The following morning the protestors were there again but this time with a twist. They had a huge group of kids with them. These middle- to high school-age kids were out there on the street corner hollering at us. These children didn’t have the slightest understanding of what we were going through but they were taught they had the right to judge us. It was really quite sad.
The guard checked us in and we met with the group again. This day was much shorter; just a quick ultrasound to determine the baby’s positioning and some sedation for a laminaria change. We had a short counseling session and then were released back to the hotel. The third day proceeded much the same except that at the end of the day they determined that I may go into labor overnight so I must stay at the clinic. I was released to get my things and to grab dinner. I arrived back at the clinic at 9:00 p.m. The attendant and the nurse greeted us and showed us to our beds. I was still exhausted so I went to bed pretty quickly, but my husband is a night owl so he stayed up with chatting with the attendant for a while. She was so great about answering his questions and making him more secure.
The next morning they gave me oxytocin to start my labor. A couple of hours later I delivered our son into this world. The drugs gave me amnesia but I do remember having a dream that my father-in-law and brother were looking down on me from heaven with the baby.

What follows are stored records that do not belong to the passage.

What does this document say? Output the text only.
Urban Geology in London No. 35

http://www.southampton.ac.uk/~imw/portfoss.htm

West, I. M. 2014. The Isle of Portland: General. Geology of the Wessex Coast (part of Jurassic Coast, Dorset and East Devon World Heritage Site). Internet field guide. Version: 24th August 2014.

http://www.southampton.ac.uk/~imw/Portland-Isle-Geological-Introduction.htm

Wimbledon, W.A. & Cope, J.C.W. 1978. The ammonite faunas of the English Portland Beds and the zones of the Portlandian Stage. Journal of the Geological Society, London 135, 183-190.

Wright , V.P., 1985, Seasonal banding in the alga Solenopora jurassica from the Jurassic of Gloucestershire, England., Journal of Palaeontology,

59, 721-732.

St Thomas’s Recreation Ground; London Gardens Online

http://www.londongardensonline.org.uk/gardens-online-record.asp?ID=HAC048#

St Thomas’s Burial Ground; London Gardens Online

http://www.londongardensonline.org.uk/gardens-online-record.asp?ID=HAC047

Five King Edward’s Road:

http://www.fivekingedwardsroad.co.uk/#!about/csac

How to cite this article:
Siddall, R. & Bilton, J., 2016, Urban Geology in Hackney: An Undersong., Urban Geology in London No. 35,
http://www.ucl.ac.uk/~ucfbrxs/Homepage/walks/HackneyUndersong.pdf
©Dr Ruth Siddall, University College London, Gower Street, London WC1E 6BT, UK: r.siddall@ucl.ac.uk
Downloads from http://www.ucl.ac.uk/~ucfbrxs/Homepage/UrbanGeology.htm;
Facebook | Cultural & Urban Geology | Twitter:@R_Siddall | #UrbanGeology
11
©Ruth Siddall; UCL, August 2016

They reassured me that everything was okay. I think sometimes God gives us those little nudges to help us through the hard days. Later that afternoon when the drugs had worn off we had a viewing of our son. I was unprepared for what I would see because during the two weeks since our final ultrasound the baby had developed severe hydrocephalus. Still, I am grateful that we made the decision to have those few precious minutes with our son. I felt reassured that he was in a better place and that we had made the right decision.

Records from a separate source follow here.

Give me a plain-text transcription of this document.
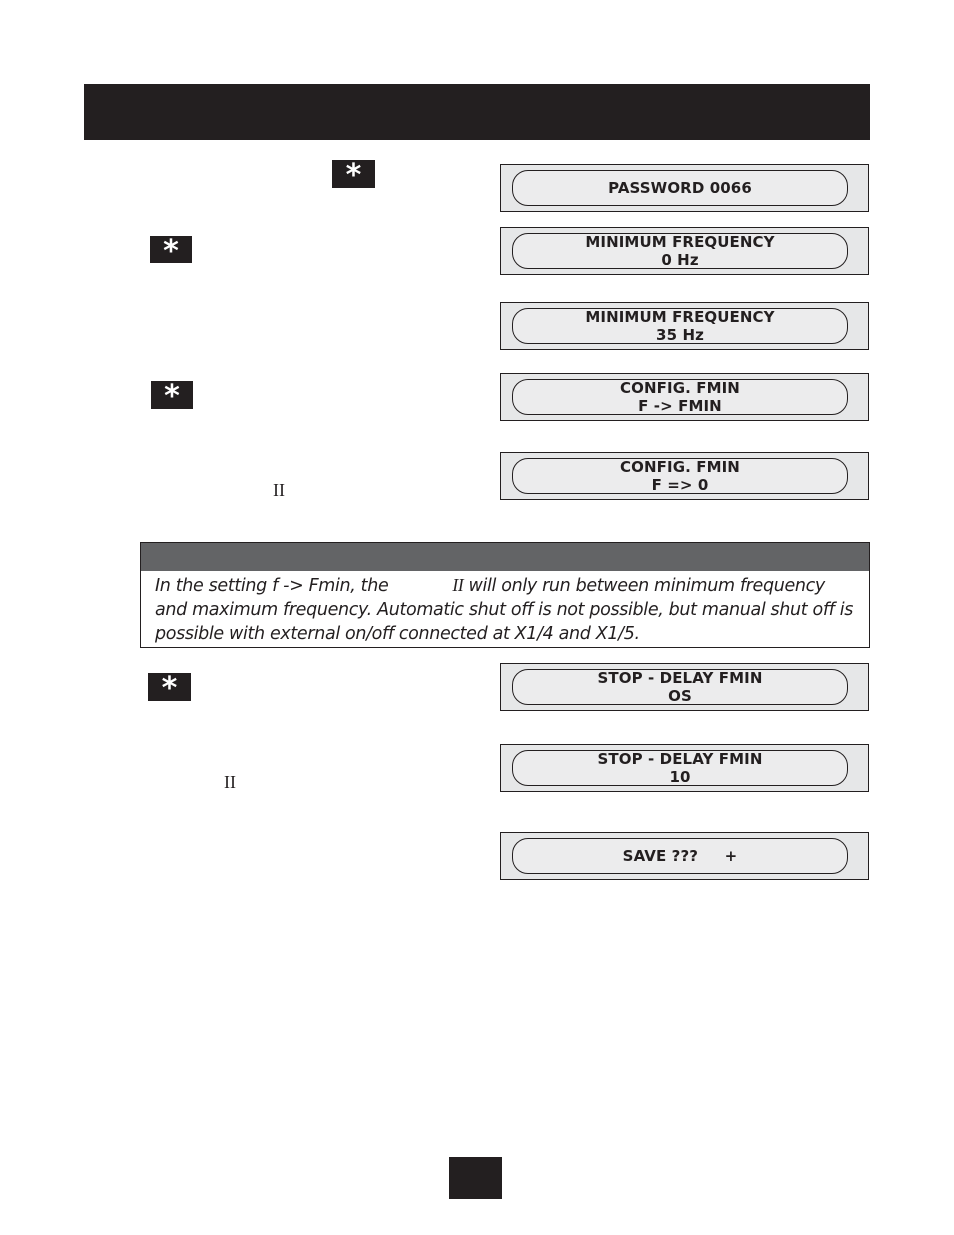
*
*
*
*
II
II
PASSWORD 0066
MINIMUM FREQUENCY
0 Hz
MINIMUM FREQUENCY
35 Hz
CONFIG. FMIN
F -> FMIN
CONFIG. FMIN
F => 0
In the setting f -> Fmin, the	II will only run between minimum frequency and maximum frequency. Automatic shut off is not possible, but manual shut off is possible with external on/off connected at X1/4 and X1/5.
STOP - DELAY FMIN
OS
STOP - DELAY FMIN
10
SAVE ???     +
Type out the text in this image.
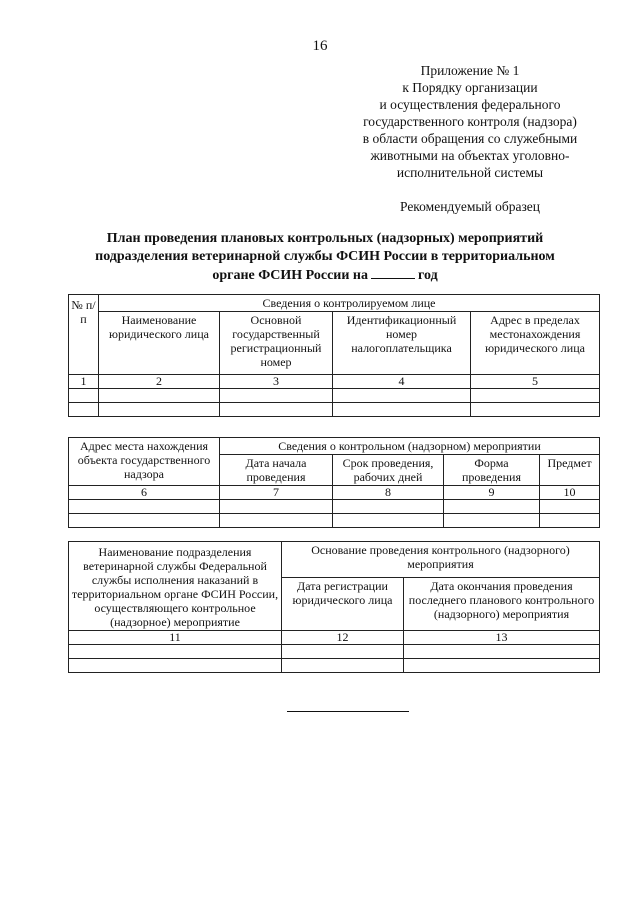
16
Приложение № 1
к Порядку организации
и осуществления федерального
государственного контроля (надзора)
в области обращения со служебными
животными на объектах уголовно-
исполнительной системы
Рекомендуемый образец
План проведения плановых контрольных (надзорных) мероприятий
подразделения ветеринарной службы ФСИН России в территориальном
органе ФСИН России на	год
№ п/п	Сведения о контролируемом лице			
	Наименование юридического лица	Основной государственный регистрационный номер	Идентификационный номер налогоплательщика	Адрес в пределах местонахождения юридического лица
1	2	3	4	5

Адрес места нахождения объекта государственного надзора	Сведения о контрольном (надзорном) мероприятии			
	Дата начала проведения	Срок проведения, рабочих дней	Форма проведения	Предмет
6	7	8	9	10

Наименование подразделения ветеринарной службы Федеральной службы исполнения наказаний в территориальном органе ФСИН России, осуществляющего контрольное (надзорное) мероприятие	Основание проведения контрольного (надзорного) мероприятия	
	Дата регистрации юридического лица	Дата окончания проведения последнего планового контрольного (надзорного) мероприятия
11	12	13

It has now been five weeks. There are days when I am absolutely devastated. There are days when I almost feel like me. I hate that my son is gone. I hate that I had to make the decision to end his life. I hate that my womb and my arms are empty. But I am strengthened in the fact that I made my decision by focusing on him and what was best for him. I am eternally grateful to the wonderful people that guided me through this horrible experience with compassion, love, and understanding.
Update, October 2016
It is hard to believe those words were mine 10 years ago. Life has changed, I have grown, and yet this is still an issue.
It seems as though we will never escape the world where we are nasty, evil, horrible but let me tell you. We are not. We are mothers. We loved our children. We made the best choices we could. And we miss them, always. My sweet rainbows haven’t replaced their brother, time hasn’t healed all wounds, and I still bleed when we as a group are attacked. I pray that one day our country will stop the hatred and hear the hurt.
In the last ten years, I found a place where I can discuss my past. Where there is understanding of my decisions even if they don’t agree. I’ve found a life where my decisions are respected. My son’s father and I divorced which sounds awful, at the time it certainly felt like it was, but now it is a blessing. I share my life with a man who loves and accepts all of me. Who doesn’t take those pieces where I’m vulnerable and use them to attack me. I count myself grateful for my son because his loss made his father’s abuse more obvious to me. I was able to see who he was and do the hard work to become who I wanted to be.
I am a better person because I am his mother.